My anger cauldroned into sick rage. I twisted my victim’s hair.
This is your fault.
“Ow.” She squirmed, trotting down the stairs faster, her hand coming to land over mine in rebuttal. “I’ll help you. You don’t have to hurt me.”
“Give me my freedom and I’ll give you yours. I’ll even apologise.”
I’ll apologise every night for years.
Not taking her hand off mine, she said under her breath, “You’ll owe me more than that when we get downstairs.”
My heart froze. “Why? What’s downstairs?”
“My husband.”
That word.
God, that word.
Elder…Miki…whatever his name was—I’d given him my heart in every way. If I couldn’t have him, then this woman couldn’t have her husband. “I don’t care.”
“You’ll care when he shoots you.”
“If he’s the man who shot the one I love, then good luck to him. I’ll haunt him for the rest of his days for killing any hope I had at happiness.”
Her shoulders slouched as if affected by the raw pain I couldn’t hide. “I don’t understand—”
“There’s nothing to understand.” I wished I’d gagged her. Conversation had the unnerving ability to switch enemy into friend. “I don’t want to talk anymore.”
Reaching the foyer, I hissed into her ear. “Scream and I’ll hurt you a lot worse. All I want to do is leave.”
My threat wasn’t empty—I would hurt her. How, I had no idea. But really, she could call my bluff because what leverage did I have to stop her?
“He was there last night, you know. Franco is his name. My husband. He said there was a fight.”
So her husband was the henchman of the man who’d grabbed me.
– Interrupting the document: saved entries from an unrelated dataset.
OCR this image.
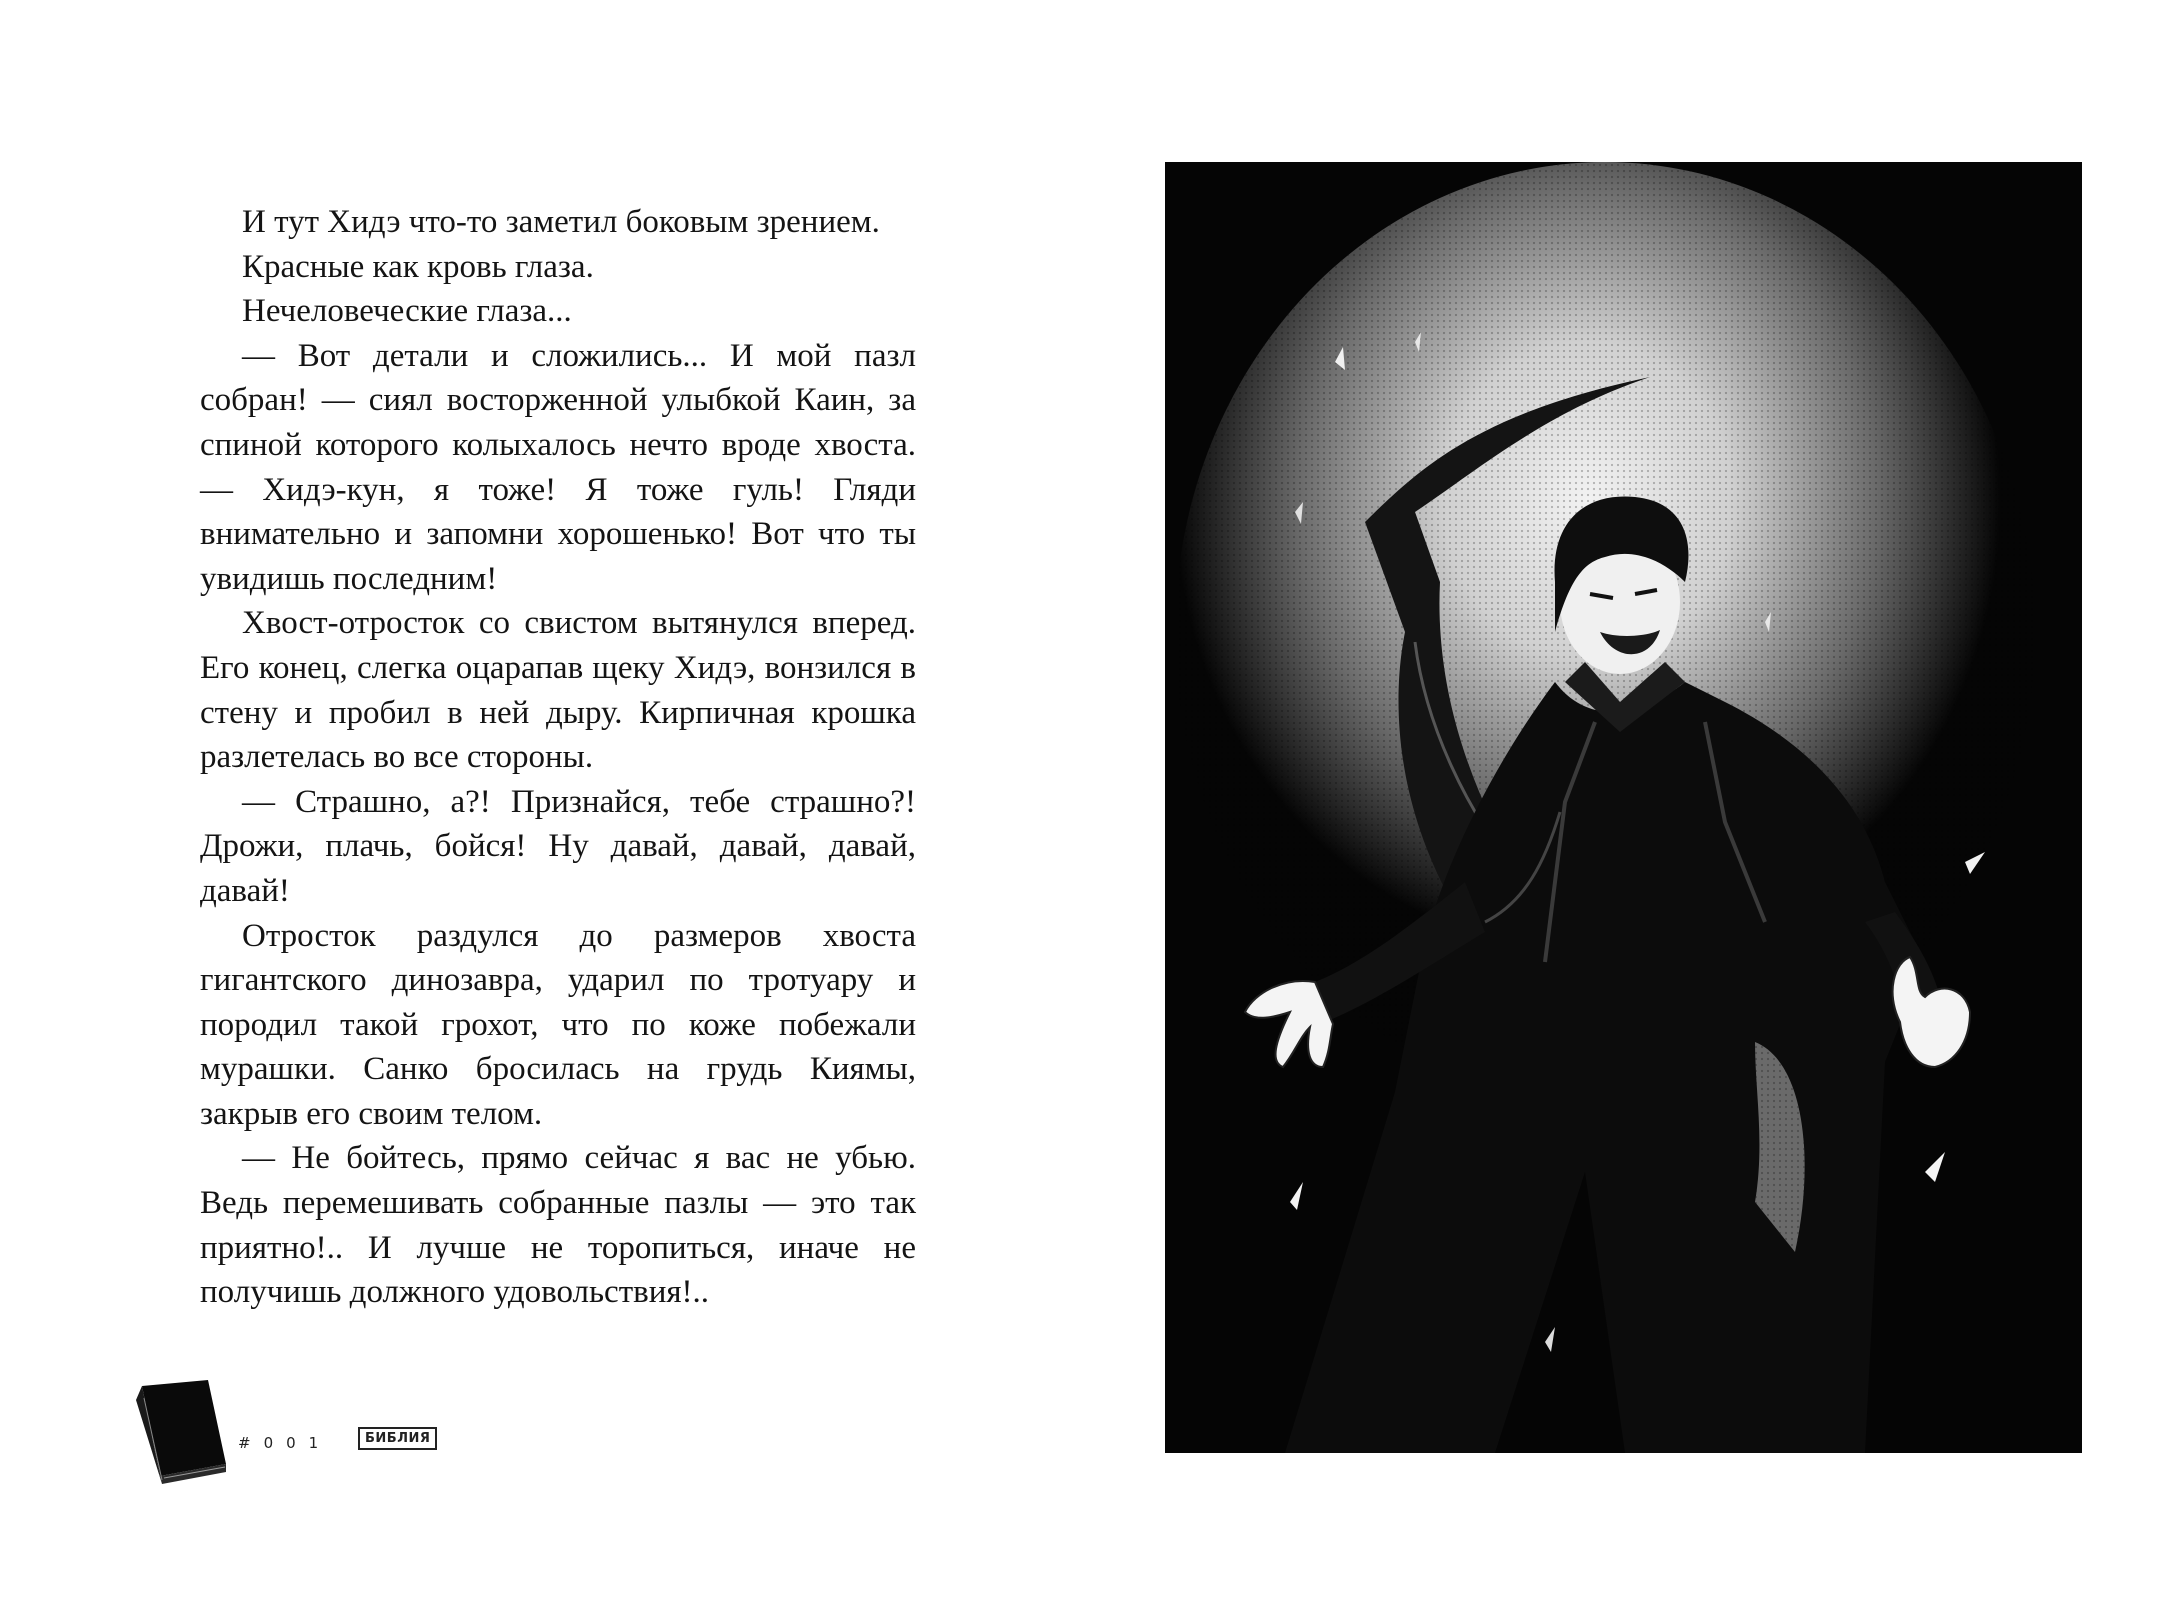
И тут Хидэ что-то заметил боковым зрением.

Красные как кровь глаза.

Нечеловеческие глаза...

— Вот детали и сложились... И мой пазл собран! — сиял восторженной улыбкой Каин, за спиной которого колыхалось нечто вроде хвоста. — Хидэ-кун, я тоже! Я тоже гуль! Гляди внимательно и запомни хорошенько! Вот что ты увидишь последним!

Хвост-отросток со свистом вытянулся вперед. Его конец, слегка оцарапав щеку Хидэ, вонзился в стену и пробил в ней дыру. Кирпичная крошка разлетелась во все стороны.

— Страшно, а?! Признайся, тебе страшно?! Дрожи, плачь, бойся! Ну давай, давай, давай, давай!

Отросток раздулся до размеров хвоста гигантского динозавра, ударил по тротуару и породил такой грохот, что по коже побежали мурашки. Санко бросилась на грудь Киямы, закрыв его своим телом.

— Не бойтесь, прямо сейчас я вас не убью. Ведь перемешивать собранные пазлы — это так приятно!.. И лучше не торопиться, иначе не получишь должного удовольствия!..

#001	БИБЛИЯ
The man who’d stood by as I faded from consciousness in the arms of my kidnapper. Her husband had helped Elder by shooting the Chinmoku and then destroyed him by letting his accomplice drug and take me.
My thoughts darkened, no longer regretting hurting her after all the pain I’d endured.
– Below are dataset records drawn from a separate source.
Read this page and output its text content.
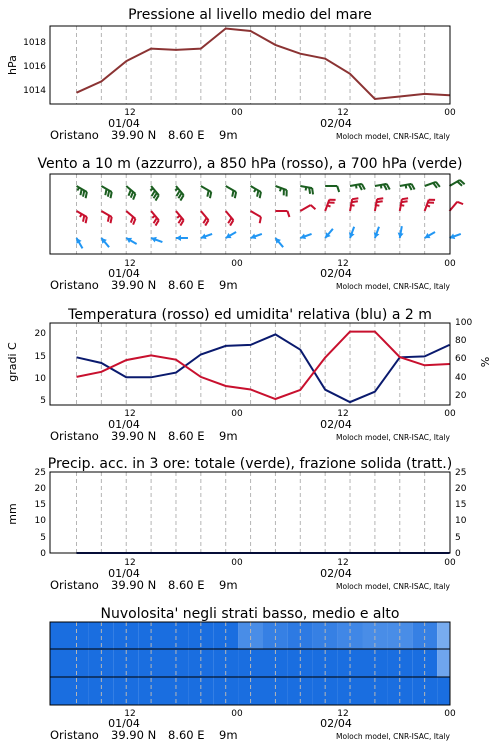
Pressione al livello medio del mare
hPa
1018
1016
1014
12	00	12	00
01/04	02/04
Oristano 39.90 N 8.60 E 9m	Moloch model, CNR-ISAC, Italy
Vento a 10 m (azzurro), a 850 hPa (rosso), a 700 hPa (verde)
12	00	12	00
01/04	02/04
Oristano 39.90 N 8.60 E 9m	Moloch model, CNR-ISAC, Italy
Temperatura (rosso) ed umidita' relativa (blu) a 2 m
gradi C	%
5
10
15
20
20
40
60
80
100
12	00	12	00
01/04	02/04
Oristano 39.90 N 8.60 E 9m	Moloch model, CNR-ISAC, Italy
Precip. acc. in 3 ore: totale (verde), frazione solida (tratt.)
mm
25
20
15
10
5
0
25
20
15
10
5
0
12	00	12	00
01/04	02/04
Oristano 39.90 N 8.60 E 9m	Moloch model, CNR-ISAC, Italy
Nuvolosita' negli strati basso, medio e alto
12	00	12	00
01/04	02/04
Oristano 39.90 N 8.60 E 9m	Moloch model, CNR-ISAC, Italy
My captive didn’t honour my command to stop talking, her voice gentle but cool. “Franco said Q told you who they were. He told me you were under attack, and they saved you. Why are you doing this if you know who Q is and why he took you?”
“Stop it.” I shook her again, revelling in her small pained gasp.
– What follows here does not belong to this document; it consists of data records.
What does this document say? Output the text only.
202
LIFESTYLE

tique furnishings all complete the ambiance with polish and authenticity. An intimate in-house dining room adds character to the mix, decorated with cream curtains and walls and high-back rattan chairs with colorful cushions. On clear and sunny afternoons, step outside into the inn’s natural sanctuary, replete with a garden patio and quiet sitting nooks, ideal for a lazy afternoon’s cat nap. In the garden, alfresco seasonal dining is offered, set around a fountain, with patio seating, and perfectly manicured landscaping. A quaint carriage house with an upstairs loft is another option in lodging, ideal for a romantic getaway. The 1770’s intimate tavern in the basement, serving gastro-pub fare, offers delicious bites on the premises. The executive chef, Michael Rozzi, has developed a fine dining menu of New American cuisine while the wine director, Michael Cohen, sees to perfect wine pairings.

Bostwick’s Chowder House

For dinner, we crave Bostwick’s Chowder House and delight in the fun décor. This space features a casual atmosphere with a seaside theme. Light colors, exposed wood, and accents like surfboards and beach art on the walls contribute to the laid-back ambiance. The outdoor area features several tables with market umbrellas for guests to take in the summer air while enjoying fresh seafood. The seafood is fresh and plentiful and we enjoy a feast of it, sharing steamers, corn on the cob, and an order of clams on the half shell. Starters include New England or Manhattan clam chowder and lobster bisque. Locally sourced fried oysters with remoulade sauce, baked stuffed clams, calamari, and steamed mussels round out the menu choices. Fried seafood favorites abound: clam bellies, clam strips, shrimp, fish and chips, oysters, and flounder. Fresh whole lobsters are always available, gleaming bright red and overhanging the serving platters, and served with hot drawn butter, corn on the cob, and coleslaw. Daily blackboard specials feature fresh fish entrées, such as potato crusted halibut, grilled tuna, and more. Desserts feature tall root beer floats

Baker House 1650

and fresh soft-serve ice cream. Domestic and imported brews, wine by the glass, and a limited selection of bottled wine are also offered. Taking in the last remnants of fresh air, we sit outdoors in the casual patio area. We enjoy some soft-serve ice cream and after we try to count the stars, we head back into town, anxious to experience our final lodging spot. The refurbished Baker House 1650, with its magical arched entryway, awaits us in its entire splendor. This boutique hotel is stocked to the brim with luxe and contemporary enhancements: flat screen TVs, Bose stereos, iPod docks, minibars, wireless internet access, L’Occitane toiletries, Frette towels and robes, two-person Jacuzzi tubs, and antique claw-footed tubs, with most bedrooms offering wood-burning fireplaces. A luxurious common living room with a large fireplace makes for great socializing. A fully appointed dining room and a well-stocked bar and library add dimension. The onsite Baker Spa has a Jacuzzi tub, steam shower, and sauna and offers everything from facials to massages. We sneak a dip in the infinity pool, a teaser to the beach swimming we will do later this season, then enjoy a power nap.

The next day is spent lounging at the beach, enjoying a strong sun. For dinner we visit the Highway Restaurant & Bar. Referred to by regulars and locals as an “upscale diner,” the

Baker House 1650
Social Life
“But I need to understand. This doesn’t make sense. You should be grateful—”
A strangled laugh fell from my lips. “Grateful? I should be grateful that they shot the man I love and took me, despite both Elder and I begging them to listen. They had it wrong. I didn’t need saving. They were too late for that. Elder was the one who saved me months ago. He found me. Fixed me. Loved me. And then your asshole husband stood by while his friend shot him.”